First Weird Interaction:  I was standing outside my classroom door, greeting students, when a past student of mine walked up and said, "Here."  Now, when I taught preschool, I knew better than to put my hand out there to take whatever a student was offering me.  I never knew if it would be a booger, used gum, a bloody tooth, or a dead bug.  I've gotten lax since I've been teaching high schoolers, apparently.  So I (stupidly) held out my hand.  Said former student, who is male by the way, put an unused, unopened tampon in my hand and then tried to walk away.  But I stopped him.  I was very confused at this point.  "Why?" I asked.  "Are you trying to tell me something?"  That caught him off-guard!  He just smirked and said he'd found it on the ground and walked away.  Weird, right?  When I was in high school, I was too embarrassed to be even seen having a tampon in my purse, and I wouldn't have been brazen enough to give one to one of my teachers--even as a female!

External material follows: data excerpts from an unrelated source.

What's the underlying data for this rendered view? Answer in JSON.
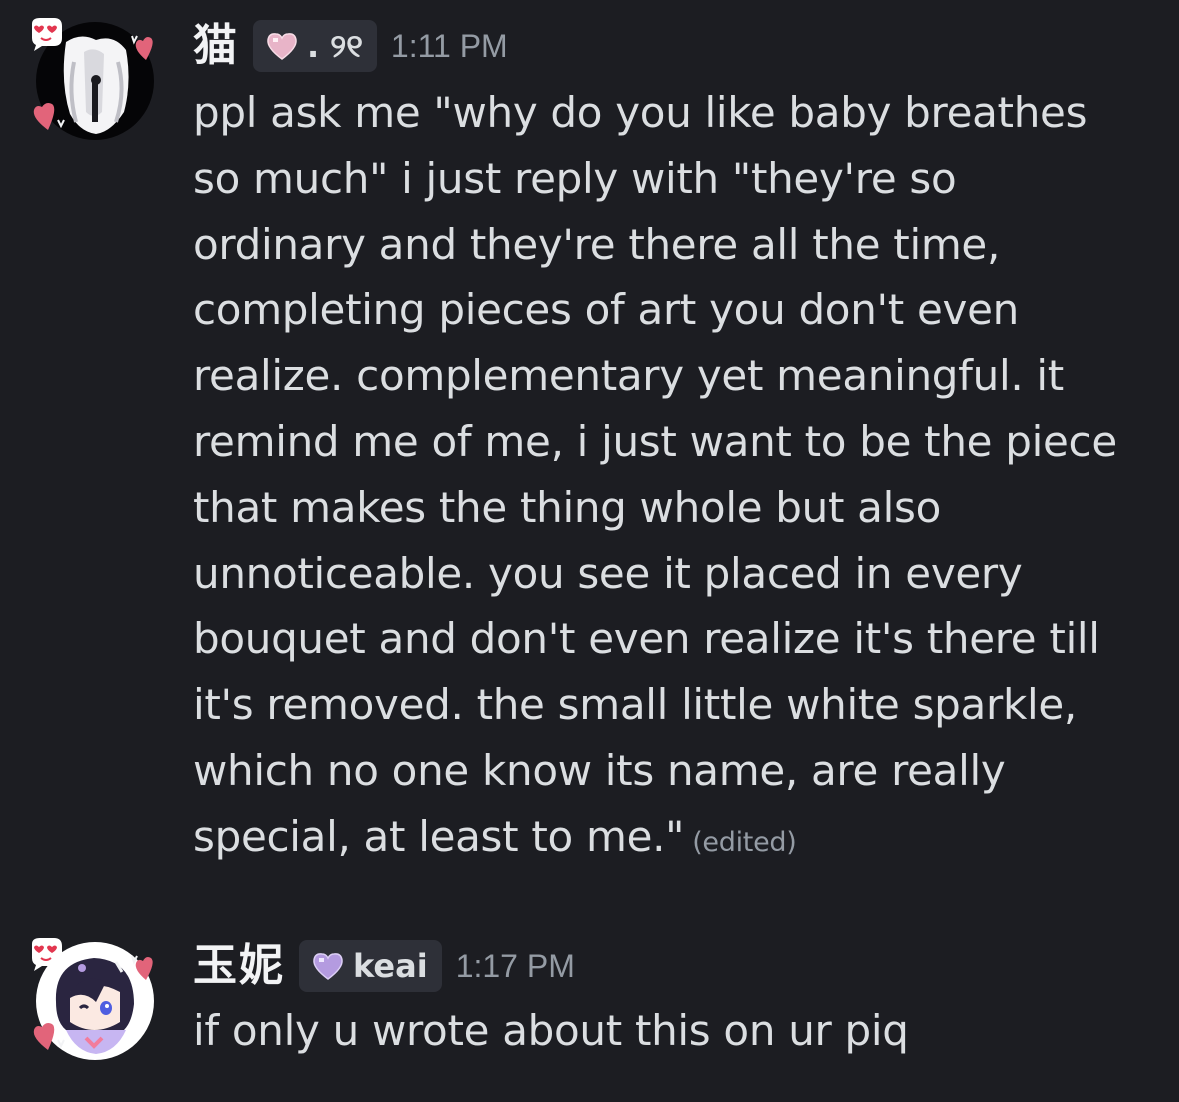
{
  "messages": [
    {
      "username": "猫",
      "tag": {
        "text": ". ୨୧",
        "heart_color": "#e8b4c8"
      },
      "timestamp": "1:11 PM",
      "lines": [
        "ppl ask me \"why do you like baby breathes",
        "so much\" i just reply with \"they're so",
        "ordinary and they're there all the time,",
        "completing pieces of art you don't even",
        "realize. complementary yet meaningful. it",
        "remind me of me, i just want to be the piece",
        "that makes the thing whole but also",
        "unnoticeable. you see it placed in every",
        "bouquet and don't even realize it's there till",
        "it's removed. the small little white sparkle,",
        "which no one know its name, are really",
        "special, at least to me.\""
      ],
      "edited_label": "(edited)"
    },
    {
      "username": "玉妮",
      "tag": {
        "text": "keai",
        "heart_color": "#b49be0"
      },
      "timestamp": "1:17 PM",
      "lines": [
        "if only u wrote about this on ur piq"
      ]
    }
  ],
  "colors": {
    "background": "#1c1d22",
    "text": "#dbdee1",
    "muted": "#949ba4",
    "tag_bg": "#2e3038",
    "heart_pink": "#e2647a"
  }
}
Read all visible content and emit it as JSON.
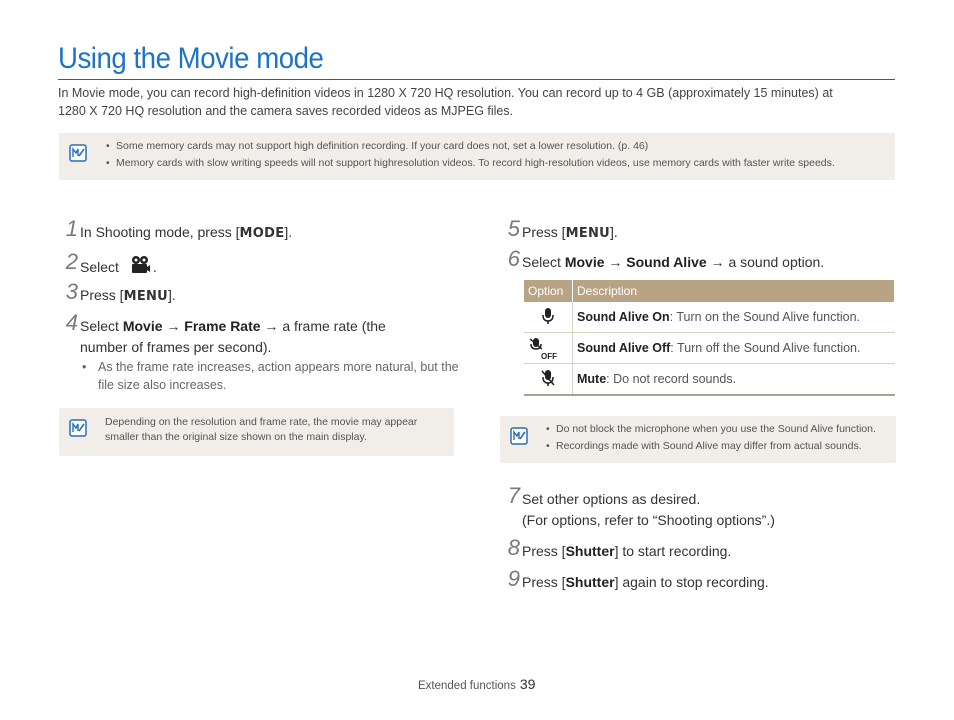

Second Weird Interaction, also known as how far could I shove my foot in my mouth?:  The students today were acting like it was a Friday, which means trying to get me flustered and/or angry.  First, a student asked me what happens when a person dies.  I was able to dodge that curveball.  Then, a student asked me "What's a prostitute?"  He had that smart-aleck gleam in his eye, the one every great class clown gets when they think they've one-upped the teacher.  Wanting to avoid that bomb as well, I said, "Go ask your momma."  I meant it in the, "Go ask your parents about the birds and the bees, 'cause that ain't my job, sugar" kind of way, but to the students it sounded like I just called his momma a prostitute.  Great.  They burst out laughing, the kid started laughing too, but his eyes got really big.  I was flummoxed.  Crap.  So I back-pedaled, saying they all knew what I meant and that I did not mean it that way.  The kid said he knew that, but that it was still funny.  I prayed long and hard that he would not go home and tell his mom I called her a whore in class or anything.  You never know, right??


Top: Buffalo Jeans from JcPenney
Skirt: Marshall's
Grey tights: Walmart
Black Boots: Payless
Feather Necklace: I think I got it at Rue 21?